Dia duit, táim ag obair ach amháin ar fone phoca agus tá fadhb agam leis an scáileán ceartú. Go minic nuair a thanaigh suas ceartú nílim anann fheiceall mo freagra mícheart agus mar sin níl a fhois agam céin dearmad a rinne mé
Why does the answer not accept 'ye' for chugaibh? 'Ye' is a plural form of you or is there something else I'm missing?
In most of the English-speaking world, "Ye" is considered archaic, and you'd be unlikely to encounter it in everyday speech.
Apparently "ye" is still current in parts of England, Ireland, and eastern Canada (Newfoundland and Labrador). It may also occasionally be encountered in certain ethnic/religious communities (e.g., Amish, Quakers) in North America, amongst whom it has been retained as a formality.
Most of the English-speaking world seems to get by without a plural "you", but it can certainly be a useful construction... Other modern versions include "y'all" in the American South and "youse" or "you 'uns" (very informal/non-standard) in the northeastern U.S. And, come to think of it, "you lot" in the U.K.
"ye" isn't encountered much in written English, but it is common in spoken English in some places, and for the purposes of a course on Irish, one of the places where "ye" is widespread in spoken English is Ireland.
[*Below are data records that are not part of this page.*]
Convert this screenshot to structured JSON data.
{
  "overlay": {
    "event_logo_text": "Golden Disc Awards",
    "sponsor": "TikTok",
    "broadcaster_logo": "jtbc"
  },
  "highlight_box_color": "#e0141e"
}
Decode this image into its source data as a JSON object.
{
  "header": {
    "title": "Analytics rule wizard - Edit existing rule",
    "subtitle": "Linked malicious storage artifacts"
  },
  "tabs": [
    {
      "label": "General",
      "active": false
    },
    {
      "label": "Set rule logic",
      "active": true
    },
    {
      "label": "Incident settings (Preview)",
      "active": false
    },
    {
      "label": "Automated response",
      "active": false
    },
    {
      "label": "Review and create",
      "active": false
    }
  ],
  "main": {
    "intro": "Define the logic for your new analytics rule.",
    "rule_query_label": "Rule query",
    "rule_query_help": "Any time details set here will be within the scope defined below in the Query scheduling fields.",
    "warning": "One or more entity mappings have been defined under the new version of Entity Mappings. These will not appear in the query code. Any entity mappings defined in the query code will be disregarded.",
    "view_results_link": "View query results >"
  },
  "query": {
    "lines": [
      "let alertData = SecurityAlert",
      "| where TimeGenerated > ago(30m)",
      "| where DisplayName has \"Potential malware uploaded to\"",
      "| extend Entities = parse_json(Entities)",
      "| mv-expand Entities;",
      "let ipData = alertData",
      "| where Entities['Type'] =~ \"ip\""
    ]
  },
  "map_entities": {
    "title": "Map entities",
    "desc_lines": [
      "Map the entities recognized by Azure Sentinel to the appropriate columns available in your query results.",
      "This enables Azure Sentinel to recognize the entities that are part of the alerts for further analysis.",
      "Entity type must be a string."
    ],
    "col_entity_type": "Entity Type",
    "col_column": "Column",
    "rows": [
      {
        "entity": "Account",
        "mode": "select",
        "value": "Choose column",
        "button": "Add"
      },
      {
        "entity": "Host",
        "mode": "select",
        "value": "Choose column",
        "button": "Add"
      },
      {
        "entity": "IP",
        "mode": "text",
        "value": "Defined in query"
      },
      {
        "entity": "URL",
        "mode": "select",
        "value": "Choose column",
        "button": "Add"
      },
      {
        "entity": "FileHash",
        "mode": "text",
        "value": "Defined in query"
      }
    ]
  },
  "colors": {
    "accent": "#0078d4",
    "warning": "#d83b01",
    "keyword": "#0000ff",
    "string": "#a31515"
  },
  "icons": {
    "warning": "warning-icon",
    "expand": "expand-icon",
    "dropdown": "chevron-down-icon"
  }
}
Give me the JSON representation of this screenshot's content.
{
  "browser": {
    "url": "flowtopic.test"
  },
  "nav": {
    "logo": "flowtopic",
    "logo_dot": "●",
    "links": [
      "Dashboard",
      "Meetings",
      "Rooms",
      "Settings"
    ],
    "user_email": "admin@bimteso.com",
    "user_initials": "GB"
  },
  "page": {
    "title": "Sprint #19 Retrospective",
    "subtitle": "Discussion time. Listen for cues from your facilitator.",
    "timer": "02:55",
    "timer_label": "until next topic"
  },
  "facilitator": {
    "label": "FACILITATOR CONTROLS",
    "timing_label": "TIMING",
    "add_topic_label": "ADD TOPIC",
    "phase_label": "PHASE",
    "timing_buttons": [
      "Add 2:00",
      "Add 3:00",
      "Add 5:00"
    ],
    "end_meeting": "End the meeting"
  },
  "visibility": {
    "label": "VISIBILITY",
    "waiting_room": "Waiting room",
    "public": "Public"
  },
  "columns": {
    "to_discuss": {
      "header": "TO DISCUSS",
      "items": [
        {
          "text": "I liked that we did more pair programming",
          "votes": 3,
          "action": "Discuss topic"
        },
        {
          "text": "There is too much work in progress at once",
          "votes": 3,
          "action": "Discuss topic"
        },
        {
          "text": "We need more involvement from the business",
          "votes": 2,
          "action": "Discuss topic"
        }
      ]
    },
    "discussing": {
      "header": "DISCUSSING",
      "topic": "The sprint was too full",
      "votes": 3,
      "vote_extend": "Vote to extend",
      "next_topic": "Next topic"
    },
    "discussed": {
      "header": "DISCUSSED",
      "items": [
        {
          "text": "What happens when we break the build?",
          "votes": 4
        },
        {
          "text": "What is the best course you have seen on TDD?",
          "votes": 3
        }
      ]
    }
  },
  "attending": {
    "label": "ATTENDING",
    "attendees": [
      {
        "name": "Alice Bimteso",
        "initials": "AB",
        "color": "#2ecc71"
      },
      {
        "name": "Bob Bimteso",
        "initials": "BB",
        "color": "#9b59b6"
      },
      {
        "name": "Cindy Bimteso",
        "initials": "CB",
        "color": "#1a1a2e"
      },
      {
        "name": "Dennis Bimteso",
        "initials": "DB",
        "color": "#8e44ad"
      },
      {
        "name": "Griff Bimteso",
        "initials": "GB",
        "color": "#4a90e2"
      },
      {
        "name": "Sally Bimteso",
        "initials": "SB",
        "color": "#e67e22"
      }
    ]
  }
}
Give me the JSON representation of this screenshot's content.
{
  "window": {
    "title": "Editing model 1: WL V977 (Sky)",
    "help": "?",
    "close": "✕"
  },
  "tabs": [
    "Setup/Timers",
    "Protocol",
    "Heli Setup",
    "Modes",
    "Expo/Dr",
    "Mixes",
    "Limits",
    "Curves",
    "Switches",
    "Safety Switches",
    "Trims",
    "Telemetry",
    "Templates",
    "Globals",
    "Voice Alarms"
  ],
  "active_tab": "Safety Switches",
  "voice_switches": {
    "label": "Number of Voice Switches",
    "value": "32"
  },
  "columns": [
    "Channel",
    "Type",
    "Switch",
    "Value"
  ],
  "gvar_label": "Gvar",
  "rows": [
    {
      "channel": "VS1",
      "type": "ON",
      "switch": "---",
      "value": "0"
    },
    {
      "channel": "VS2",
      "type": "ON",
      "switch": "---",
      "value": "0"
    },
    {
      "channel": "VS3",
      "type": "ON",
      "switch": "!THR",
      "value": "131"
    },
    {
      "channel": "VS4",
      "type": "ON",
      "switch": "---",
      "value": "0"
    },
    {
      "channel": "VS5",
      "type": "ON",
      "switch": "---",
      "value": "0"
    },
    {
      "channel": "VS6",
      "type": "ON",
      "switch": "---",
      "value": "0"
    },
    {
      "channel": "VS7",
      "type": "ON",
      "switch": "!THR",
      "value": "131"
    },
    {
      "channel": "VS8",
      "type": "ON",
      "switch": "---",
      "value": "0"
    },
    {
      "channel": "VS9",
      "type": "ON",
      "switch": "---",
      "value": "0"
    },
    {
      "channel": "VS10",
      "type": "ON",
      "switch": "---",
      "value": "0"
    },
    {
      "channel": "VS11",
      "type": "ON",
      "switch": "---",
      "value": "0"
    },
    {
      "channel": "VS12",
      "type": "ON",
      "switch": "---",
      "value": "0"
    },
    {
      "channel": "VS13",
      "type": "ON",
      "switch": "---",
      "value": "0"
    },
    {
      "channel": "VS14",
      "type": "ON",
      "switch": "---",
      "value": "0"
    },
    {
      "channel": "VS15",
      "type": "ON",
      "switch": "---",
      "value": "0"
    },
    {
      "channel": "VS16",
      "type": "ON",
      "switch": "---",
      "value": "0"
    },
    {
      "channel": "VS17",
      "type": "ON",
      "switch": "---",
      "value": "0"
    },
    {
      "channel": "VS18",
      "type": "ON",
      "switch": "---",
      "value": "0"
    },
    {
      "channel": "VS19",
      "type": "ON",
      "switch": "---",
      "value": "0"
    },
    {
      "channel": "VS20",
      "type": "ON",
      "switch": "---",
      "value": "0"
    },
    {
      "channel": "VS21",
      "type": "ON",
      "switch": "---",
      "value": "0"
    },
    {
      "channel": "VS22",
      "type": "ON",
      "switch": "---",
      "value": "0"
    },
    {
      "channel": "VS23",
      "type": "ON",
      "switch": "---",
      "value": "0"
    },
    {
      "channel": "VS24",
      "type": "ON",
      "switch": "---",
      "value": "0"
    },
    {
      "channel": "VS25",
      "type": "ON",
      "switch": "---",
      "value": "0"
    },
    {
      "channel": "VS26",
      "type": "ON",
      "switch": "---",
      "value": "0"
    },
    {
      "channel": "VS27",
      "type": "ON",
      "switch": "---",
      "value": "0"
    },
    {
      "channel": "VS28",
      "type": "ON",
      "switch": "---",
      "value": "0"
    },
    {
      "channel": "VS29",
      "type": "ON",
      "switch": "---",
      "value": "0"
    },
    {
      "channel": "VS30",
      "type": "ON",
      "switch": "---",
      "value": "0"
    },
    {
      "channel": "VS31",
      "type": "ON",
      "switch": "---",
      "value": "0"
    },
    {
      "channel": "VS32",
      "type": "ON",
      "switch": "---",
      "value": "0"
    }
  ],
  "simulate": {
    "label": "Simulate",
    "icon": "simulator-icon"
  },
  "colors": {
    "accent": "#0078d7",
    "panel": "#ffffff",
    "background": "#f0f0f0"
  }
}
"y'all" is getting the "vous" treatment - it is increasingly used as a polite (but informal) singular "you" for addressing someone that you don't know. As such, it isn't necessarily a good translation of sibh and it's associated prepositional pronouns.
"Is the crab walking to you?" was incorrect..so how would you say that? Thanks!
Both Irish and English differentiate between the simple present siúlann an portán chugat/"the crab walks to(wards) you" and the present progressive Tá an portán ag siúl chugat/"the crab is walking to(wards) you".
"Is the crab walking to you?" - an bhfuil an portán ag siúl chugat?